Friday, Nov 10, 2017 at 10:47 am by Thomas St. Hilaire

On October 3, the United States Supreme Court listened to arguments regarding partisan gerrymandering in the state of Wisconsin. Gerrymandering is a practice in which a political party manipulates voting boundaries in order to benefit a political party. In Gill v. Whitford, a bipartisan group of voting rights advocates is accusing Wisconsin of “extreme partisan gerrymandering.” While gerrymandering on the basis of race or ethnicity has been deemed unconstitutional, partisan gerrymandering has been permitted in the past.
The court has previously heard cases that involve gerrymandering, most notably Vieth v. Jubelirer in 2004. It was decided that partisan gerrymandering is not unconstitutional.
Since that case, however, gerrymandering in the United States has become far more advanced, creating a new wave of arguments. First and foremost, the plaintiffs in Gill v. Whitford have presented an argument known as the efficiency gap. The efficiency gap is a concept, developed by two political scientists, which measures the number of votes that are “wasted” by democratic and republican voters in elections. Essentially, it measures whether a redistricting plan is biased against a party, making it pointless for the other party to vote.

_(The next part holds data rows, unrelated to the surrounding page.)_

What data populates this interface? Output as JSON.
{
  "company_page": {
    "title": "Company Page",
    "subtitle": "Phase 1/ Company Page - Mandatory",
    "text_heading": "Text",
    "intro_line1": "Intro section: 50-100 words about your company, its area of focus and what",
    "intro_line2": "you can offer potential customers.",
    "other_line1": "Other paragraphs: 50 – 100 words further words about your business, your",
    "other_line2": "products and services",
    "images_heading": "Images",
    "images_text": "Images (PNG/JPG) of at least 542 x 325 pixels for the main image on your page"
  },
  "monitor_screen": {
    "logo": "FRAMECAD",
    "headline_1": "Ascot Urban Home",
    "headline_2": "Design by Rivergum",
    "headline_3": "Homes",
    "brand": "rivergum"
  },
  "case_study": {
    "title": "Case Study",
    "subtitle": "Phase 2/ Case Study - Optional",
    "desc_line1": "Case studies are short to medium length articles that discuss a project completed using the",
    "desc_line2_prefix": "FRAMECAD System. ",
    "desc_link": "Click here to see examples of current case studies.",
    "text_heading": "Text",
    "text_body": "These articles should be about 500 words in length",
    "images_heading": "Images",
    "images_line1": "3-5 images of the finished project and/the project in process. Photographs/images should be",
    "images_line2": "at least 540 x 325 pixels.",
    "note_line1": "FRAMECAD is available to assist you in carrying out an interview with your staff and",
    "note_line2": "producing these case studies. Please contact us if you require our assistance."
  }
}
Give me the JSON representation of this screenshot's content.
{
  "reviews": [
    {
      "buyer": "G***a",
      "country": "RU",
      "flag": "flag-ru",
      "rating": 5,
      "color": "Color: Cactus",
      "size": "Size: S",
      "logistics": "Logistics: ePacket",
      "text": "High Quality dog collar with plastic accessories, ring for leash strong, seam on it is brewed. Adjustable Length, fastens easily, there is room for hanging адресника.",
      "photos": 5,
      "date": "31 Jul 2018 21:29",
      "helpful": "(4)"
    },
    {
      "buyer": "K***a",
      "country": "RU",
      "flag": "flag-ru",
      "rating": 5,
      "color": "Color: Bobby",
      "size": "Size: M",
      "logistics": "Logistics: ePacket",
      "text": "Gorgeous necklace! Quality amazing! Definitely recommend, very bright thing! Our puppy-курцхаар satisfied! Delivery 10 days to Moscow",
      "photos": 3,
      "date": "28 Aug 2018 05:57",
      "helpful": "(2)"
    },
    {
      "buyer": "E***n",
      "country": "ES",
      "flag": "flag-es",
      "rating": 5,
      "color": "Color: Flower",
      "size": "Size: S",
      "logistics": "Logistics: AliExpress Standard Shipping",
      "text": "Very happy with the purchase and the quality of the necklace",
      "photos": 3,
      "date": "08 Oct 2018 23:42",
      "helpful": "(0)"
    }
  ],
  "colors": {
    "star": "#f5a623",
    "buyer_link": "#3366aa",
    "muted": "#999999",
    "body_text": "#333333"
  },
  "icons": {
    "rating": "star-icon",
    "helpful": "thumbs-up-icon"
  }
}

There is also new technology, which enables district drawing to have perfect partisan precision. Some justices have emphasized that the court should not get involved in a field that relies so heavily on theoretical social science. Other justices have argued that this very technology could allow the court to ensure the fairness of elections.
The justice that will be monitored closely is Justice Anthony Kennedy, who was viewed as the swing vote in Vieth. His stance on the issue in Gill is more cryptic, especially given his concern that partisan gerrymandering could violate the right of free association. However, he still maintains that opening the door to partisan gerrymandering would flood the Supreme Court with litigation that should be handled by the legislative branch. He is concerned about overstepping boundaries.
Regardless of this commonly held view, it is possible that the court will deal with the issue anyways. New developments in gerrymandering have ignited a fierce constitutional debate, and the legislature may lack the ability to address it. There is pressure on the court to act, and the court’s decision will drastically impact future elections across the entire country.